The sun’s corona is visible as the moon passes in front of the sun during a total solar eclipse (Getty)

In 2017, a total solar eclipse blotted out the daylight across North America.

Today, it’s South America’s turn.

For a few minutes later today, the moon will pass across parts of Chile and Argentina and give onlookers the chance to witness a full solar eclipse.

Unfortunately, most of the 6,800-mile ‘path of totality’ will be across open ocean. But for those skywatchers that do gather in parts of Chile and Argentina, they’ll be treated to four minutes and three seconds of darkness as the moon obscures the sun.

The very last part of the path of totality is Chascomús, a district of Buenos Aires. Viewers there will see the eclipse at 5.44pm local time, just before the sun starts to set.

A solar eclipse takes place when the sun, moon and Earth are all in a straight line. The moon blocks the sun’s rays and gives people a chance to witness its fiery corona.

This will be the second of three solar eclipses to take place over South America in this decade. The first was in 2010 and the next one will take place on December 14, 2020.

Chile is a pretty ideal location for stargazing and skywatching. A giant next-generation telescope called the Giant Magellan Telescope (GMT) is currently being built there.

Astronomer Patrick McCarthy is the vie president of the GMT and told the BBC that anyone who witnesses a solar eclipse is completely ‘mesmerised’ by it.

The path of today’s solar eclipse (

‘Going into a total solar eclipse is a remarkable feeling,’ he said.

‘The colours get bluer, the shadows change and everything on the ground looks washed out. It’s as if the world is becoming darker, almost monochromatic.’

A solar eclipse occurs when the sun, moon and Earth line up (Getty Images/iStockphoto)

Even if you can’t make it to South America, you can still watch the solar eclipse in real time. Nasa has partnered with the Exploratorium in San Francisco to livestream the event as it happens.
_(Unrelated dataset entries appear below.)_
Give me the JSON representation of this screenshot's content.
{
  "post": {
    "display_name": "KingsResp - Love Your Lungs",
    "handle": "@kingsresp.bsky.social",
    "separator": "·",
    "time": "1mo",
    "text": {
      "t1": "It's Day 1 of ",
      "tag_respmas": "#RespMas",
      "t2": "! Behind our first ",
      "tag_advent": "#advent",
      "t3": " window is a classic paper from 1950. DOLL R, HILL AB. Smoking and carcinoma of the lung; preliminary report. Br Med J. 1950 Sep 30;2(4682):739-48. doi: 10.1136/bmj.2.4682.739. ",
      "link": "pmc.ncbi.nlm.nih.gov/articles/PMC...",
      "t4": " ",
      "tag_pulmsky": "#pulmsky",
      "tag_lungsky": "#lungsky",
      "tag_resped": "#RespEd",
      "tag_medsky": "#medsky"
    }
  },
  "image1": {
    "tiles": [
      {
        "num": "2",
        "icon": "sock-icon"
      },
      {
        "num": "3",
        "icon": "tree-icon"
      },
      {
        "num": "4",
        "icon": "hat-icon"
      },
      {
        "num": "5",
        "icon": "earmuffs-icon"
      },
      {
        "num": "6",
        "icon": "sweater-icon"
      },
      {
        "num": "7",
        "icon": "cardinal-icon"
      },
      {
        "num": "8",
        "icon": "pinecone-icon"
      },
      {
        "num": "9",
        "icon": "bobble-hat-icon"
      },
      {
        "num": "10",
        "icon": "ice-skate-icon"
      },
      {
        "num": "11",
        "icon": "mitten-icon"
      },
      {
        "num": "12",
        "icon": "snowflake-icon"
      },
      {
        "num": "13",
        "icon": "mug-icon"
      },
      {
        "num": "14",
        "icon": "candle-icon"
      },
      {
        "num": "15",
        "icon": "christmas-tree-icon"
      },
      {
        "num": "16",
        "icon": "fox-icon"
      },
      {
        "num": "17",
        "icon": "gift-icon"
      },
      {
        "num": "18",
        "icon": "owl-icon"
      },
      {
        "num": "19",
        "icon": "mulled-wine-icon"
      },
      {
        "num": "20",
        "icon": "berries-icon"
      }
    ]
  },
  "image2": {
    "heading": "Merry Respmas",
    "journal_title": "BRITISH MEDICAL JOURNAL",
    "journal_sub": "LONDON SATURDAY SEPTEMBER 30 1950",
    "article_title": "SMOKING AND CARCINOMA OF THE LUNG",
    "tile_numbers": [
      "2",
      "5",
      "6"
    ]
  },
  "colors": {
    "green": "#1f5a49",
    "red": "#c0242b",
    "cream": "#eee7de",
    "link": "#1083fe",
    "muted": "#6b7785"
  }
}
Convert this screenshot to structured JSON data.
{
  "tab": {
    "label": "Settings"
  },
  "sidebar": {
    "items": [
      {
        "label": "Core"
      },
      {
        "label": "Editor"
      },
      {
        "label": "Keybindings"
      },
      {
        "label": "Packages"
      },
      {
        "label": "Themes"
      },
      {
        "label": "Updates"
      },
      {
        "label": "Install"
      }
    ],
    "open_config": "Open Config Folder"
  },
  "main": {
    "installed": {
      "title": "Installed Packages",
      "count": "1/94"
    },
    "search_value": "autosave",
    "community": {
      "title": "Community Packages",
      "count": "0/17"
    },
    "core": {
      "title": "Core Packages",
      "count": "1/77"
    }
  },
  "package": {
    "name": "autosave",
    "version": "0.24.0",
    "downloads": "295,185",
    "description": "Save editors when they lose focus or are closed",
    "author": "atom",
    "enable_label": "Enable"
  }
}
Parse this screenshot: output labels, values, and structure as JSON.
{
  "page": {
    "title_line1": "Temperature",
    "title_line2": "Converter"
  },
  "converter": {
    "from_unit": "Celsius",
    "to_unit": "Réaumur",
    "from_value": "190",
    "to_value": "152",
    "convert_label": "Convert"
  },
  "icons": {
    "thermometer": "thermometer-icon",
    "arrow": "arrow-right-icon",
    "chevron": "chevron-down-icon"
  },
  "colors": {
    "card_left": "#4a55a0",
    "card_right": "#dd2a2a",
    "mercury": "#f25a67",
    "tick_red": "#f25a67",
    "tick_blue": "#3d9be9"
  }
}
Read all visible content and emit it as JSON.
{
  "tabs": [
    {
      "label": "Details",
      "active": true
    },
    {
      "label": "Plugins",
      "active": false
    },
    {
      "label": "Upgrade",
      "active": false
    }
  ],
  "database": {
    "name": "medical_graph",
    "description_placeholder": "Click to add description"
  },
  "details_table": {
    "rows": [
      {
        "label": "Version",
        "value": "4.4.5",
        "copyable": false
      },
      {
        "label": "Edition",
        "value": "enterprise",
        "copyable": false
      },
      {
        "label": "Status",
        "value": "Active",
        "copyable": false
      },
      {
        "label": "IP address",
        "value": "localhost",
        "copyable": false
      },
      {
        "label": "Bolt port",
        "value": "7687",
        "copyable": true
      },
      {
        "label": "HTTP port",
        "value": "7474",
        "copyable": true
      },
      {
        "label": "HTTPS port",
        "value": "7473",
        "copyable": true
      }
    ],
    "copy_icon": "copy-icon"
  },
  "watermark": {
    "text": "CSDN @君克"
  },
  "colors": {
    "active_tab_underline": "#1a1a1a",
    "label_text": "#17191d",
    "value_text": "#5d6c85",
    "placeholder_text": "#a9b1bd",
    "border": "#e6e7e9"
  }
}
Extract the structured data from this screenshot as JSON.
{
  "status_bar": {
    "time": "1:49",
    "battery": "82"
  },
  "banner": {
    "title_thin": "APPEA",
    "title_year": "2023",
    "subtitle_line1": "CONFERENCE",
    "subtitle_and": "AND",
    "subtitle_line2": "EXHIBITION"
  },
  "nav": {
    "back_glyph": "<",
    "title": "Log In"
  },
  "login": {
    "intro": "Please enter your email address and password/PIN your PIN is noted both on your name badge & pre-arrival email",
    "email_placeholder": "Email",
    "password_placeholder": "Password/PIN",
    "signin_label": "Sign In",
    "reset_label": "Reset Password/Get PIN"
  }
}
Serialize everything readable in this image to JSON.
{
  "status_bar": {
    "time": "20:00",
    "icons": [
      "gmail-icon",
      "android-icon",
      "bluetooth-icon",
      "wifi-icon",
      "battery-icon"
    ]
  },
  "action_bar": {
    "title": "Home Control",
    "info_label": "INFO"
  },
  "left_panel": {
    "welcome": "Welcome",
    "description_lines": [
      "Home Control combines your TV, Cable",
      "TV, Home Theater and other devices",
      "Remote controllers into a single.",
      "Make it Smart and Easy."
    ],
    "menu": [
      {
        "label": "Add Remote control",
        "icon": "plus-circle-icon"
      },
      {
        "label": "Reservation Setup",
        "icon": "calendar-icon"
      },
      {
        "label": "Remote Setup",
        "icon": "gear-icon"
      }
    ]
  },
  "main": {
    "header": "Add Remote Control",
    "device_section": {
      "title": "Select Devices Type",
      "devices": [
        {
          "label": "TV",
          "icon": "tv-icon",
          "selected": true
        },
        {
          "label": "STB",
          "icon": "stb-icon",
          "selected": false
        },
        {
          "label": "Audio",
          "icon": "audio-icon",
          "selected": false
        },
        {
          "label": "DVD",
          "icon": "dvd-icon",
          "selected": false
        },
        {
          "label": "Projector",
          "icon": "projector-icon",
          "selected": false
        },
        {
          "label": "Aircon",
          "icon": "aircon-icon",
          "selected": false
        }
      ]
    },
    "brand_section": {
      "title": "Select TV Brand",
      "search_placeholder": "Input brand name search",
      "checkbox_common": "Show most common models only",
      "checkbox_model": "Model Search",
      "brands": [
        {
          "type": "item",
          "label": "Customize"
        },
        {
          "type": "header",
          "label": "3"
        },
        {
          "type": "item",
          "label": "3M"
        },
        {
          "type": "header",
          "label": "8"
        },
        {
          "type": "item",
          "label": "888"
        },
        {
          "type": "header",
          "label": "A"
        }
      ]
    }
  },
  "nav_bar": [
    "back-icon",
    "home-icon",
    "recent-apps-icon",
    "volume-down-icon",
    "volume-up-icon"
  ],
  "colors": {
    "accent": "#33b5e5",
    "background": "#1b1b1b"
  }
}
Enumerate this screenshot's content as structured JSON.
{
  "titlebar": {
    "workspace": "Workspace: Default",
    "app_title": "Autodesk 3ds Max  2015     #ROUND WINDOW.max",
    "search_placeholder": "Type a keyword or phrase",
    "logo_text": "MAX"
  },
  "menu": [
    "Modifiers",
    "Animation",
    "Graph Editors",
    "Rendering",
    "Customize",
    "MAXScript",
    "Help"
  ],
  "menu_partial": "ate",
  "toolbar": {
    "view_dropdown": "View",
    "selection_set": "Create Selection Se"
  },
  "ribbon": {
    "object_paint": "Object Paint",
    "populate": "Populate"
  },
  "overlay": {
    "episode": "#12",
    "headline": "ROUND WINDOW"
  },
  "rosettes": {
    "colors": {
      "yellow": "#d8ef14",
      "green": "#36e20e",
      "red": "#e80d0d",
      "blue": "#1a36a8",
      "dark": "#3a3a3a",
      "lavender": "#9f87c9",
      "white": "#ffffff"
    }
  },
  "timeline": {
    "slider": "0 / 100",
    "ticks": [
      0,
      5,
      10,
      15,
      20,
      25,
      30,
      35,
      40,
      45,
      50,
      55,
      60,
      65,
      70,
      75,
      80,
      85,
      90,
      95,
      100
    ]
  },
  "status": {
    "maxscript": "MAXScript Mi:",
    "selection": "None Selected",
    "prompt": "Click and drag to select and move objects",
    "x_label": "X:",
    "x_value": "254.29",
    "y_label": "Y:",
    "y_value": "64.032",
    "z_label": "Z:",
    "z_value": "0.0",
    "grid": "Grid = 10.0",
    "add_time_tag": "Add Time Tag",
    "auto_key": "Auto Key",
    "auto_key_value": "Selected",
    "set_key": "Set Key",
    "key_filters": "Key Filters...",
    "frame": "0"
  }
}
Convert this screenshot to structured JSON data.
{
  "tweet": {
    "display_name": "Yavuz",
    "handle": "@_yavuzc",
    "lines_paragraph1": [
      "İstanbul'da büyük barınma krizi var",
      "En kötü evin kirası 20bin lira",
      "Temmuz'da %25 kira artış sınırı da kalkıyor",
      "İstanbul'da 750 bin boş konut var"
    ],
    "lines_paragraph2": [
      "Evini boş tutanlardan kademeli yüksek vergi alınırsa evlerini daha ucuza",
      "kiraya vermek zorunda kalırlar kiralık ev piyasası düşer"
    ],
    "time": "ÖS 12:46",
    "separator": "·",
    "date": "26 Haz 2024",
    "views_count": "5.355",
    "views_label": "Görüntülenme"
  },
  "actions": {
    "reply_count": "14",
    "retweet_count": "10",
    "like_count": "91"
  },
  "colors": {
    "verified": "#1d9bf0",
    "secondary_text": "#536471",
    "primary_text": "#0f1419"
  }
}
‘Studying the Sun during total solar eclipses helps scientists understand the source and behavior of solar radiation that drives space weather near Earth, which can affect the health of astronauts in space and the durability of materials used to build spacecraft,’ the space agency said.

‘Similar data will be important in planning Nasa’s return of astronauts to the Moon in 2024 and eventual crewed missions to Mars.’